O diretor da agência nuclear da ONU, Yukiya Amano, disse nesta sexta-feira que está estudando aceitar um convite para ir ao Irã, mas enfatizou que a visita teria de ter resultados concretos e pediu ao país que tome providências em relação às suspeitas de desenvolver atividade atômica com finalidade militar.

FREDRIK DAHL E SYLVIA WESTALL, REUTERS

24 de junho de 2011 | 09h55

Amano, diretor da Agência Internacional de Energia Atômica (AIEA), disse ter concordado em uma reunião esta semana com o chefe do setor de energia atômica do Irã, Fereydoun Abbasi-Davani, que os dois lados precisam conversar.

Mas Amano afirmou que a distância ainda é muito grande em questões substanciais relacionadas à cooperação do Irã com a AIEA e à recusa do governo iraniano de cumprir as determinações de resoluções do Conselho de Segurança da ONU, que exigem que o país suspenda atividade nuclear sensível.

Amano adotou uma posição mais dura em relação ao Irã do que seu predecessor no cargo, Mohamed ElBaradei.

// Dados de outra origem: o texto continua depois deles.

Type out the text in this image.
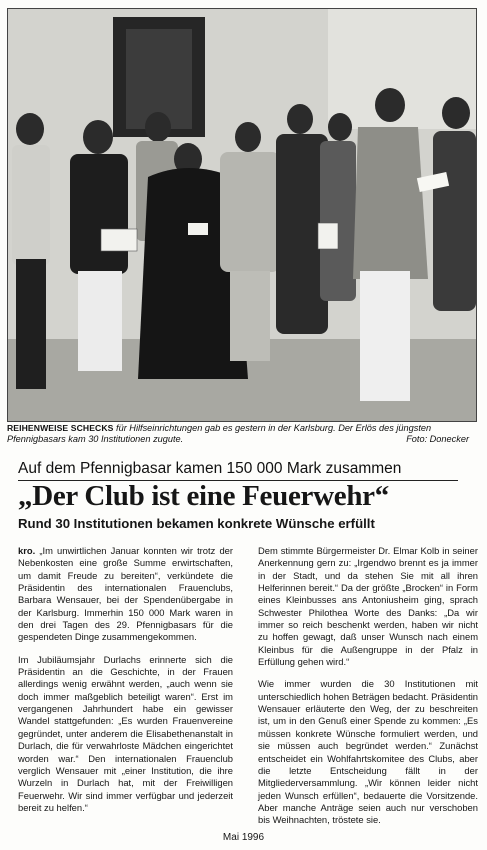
REIHENWEISE SCHECKS für Hilfseinrichtungen gab es gestern in der Karlsburg. Der Erlös des jüngsten Pfennigbasars kam 30 Institutionen zugute.	Foto: Donecker
Auf dem Pfennigbasar kamen 150 000 Mark zusammen
„Der Club ist eine Feuerwehr“
Rund 30 Institutionen bekamen konkrete Wünsche erfüllt

kro. „Im unwirtlichen Januar konnten wir trotz der Nebenkosten eine große Summe erwirtschaften, um damit Freude zu bereiten“, verkündete die Präsidentin des internationalen Frauenclubs, Barbara Wensauer, bei der Spendenübergabe in der Karlsburg. Immerhin 150 000 Mark waren in den drei Tagen des 29. Pfennigbasars für die gespendeten Dinge zusammengekommen.

Im Jubiläumsjahr Durlachs erinnerte sich die Präsidentin an die Geschichte, in der Frauen allerdings wenig erwähnt werden, „auch wenn sie doch immer maßgeblich beteiligt waren“. Erst im vergangenen Jahrhundert habe ein gewisser Wandel stattgefunden: „Es wurden Frauenvereine gegründet, unter anderem die Elisabethenanstalt in Durlach, die für verwahrloste Mädchen eingerichtet worden war.“ Den internationalen Frauenclub verglich Wensauer mit „einer Institution, die ihre Wurzeln in Durlach hat, mit der Freiwilligen Feuerwehr. Wir sind immer verfügbar und jederzeit bereit zu helfen.“

Dem stimmte Bürgermeister Dr. Elmar Kolb in seiner Anerkennung gern zu: „Irgendwo brennt es ja immer in der Stadt, und da stehen Sie mit all ihren Helferinnen bereit.“ Da der größte „Brocken“ in Form eines Kleinbusses ans Antoniusheim ging, sprach Schwester Philothea Worte des Danks: „Da wir immer so reich beschenkt werden, haben wir nicht zu hoffen gewagt, daß unser Wunsch nach einem Kleinbus für die Außengruppe in der Pfalz in Erfüllung gehen wird.“

Wie immer wurden die 30 Institutionen mit unterschiedlich hohen Beträgen bedacht. Präsidentin Wensauer erläuterte den Weg, der zu beschreiten ist, um in den Genuß einer Spende zu kommen: „Es müssen konkrete Wünsche formuliert werden, und sie müssen auch begründet werden.“ Zunächst entscheidet ein Wohlfahrtskomitee des Clubs, aber die letzte Entscheidung fällt in der Mitgliederversammlung. „Wir können leider nicht jeden Wunsch erfüllen“, bedauerte die Vorsitzende. Aber manche Anträge seien auch nur verschoben bis Weihnachten, tröstete sie.

Mai 1996
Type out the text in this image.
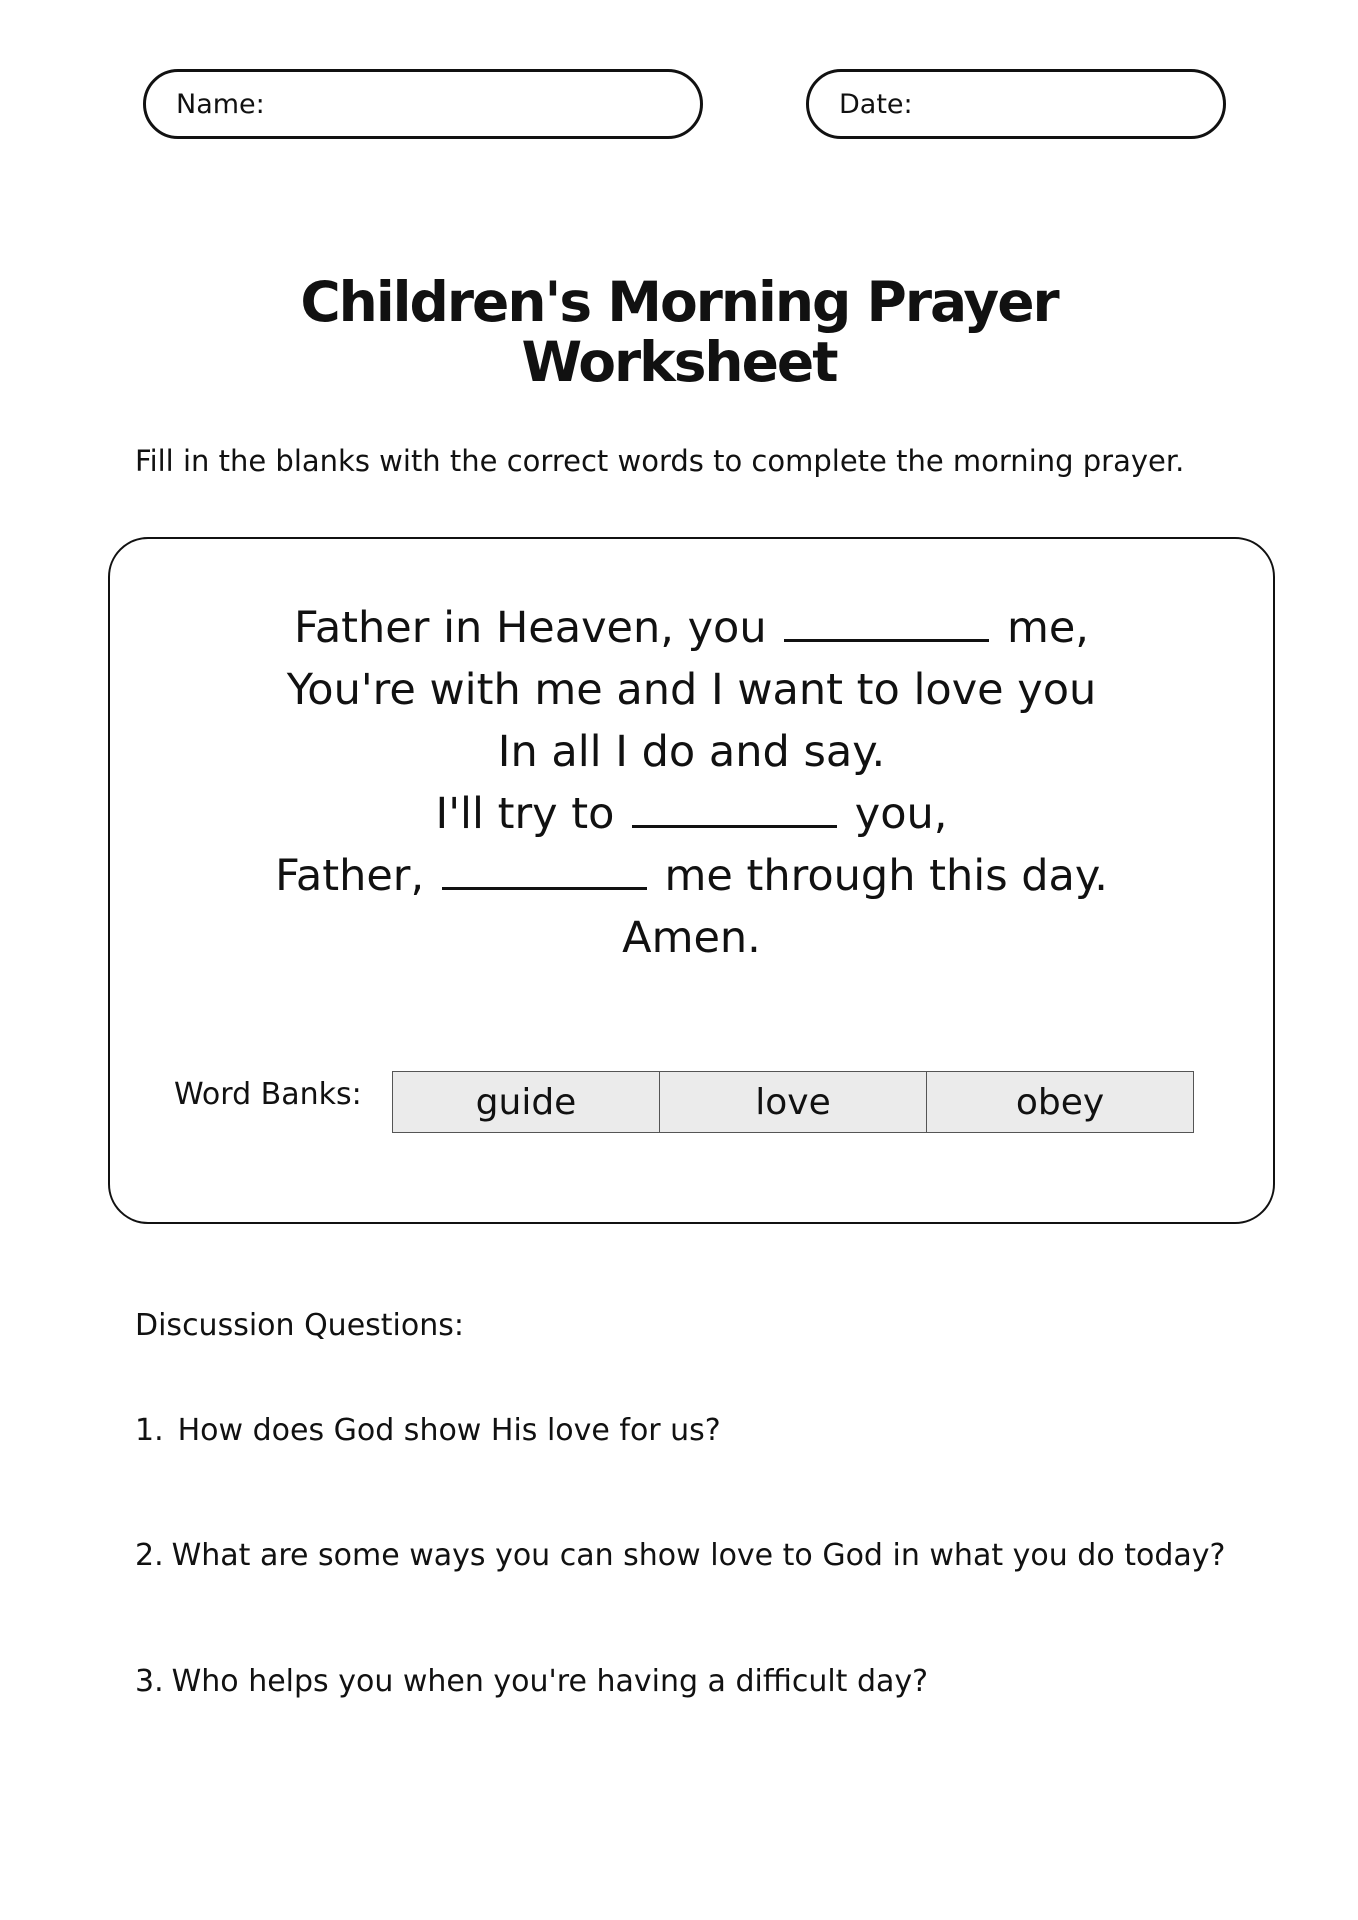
Name:	Date:
Children's Morning Prayer
Worksheet
Fill in the blanks with the correct words to complete the morning prayer.
Father in Heaven, you	me,
You're with me and I want to love you
In all I do and say.
I'll try to	you,
Father,	me through this day.
Amen.
Word Banks:	guide	love	obey
Discussion Questions:
1. How does God show His love for us?
2. What are some ways you can show love to God in what you do today?
3. Who helps you when you're having a difficult day?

Esta semana ele se encontrou com Abbasi-Davani durante uma conferência internacional sobre segurança nuclear, na capital austríaca.

Abbasi-Davani disse que no encontro, no dia 21, manteve conversações "muito boas" e "transparentes" com Amano e o convidou a visitar as instalações nucleares do Irã.

Ao ser indagado sobre o convite, Amano disse a jornalistas: "Vou estudar uma visita ao Irã num momento adequado, mas é necessário que haja um resultado concreto e construtivo, se eu fizer a visita."

Essa foi a primeira vez que os dois se encontraram desde que o cientista nuclear Abbasi-Davani assumiu o cargo de diretor da agência atômica iraniana, no começo deste ano.

A ONU impôs sanções ao Irã por causa da suspeita de autoridades ocidentais de que o país esteja envolvido em pesquisas suspeitas de armas nucleares.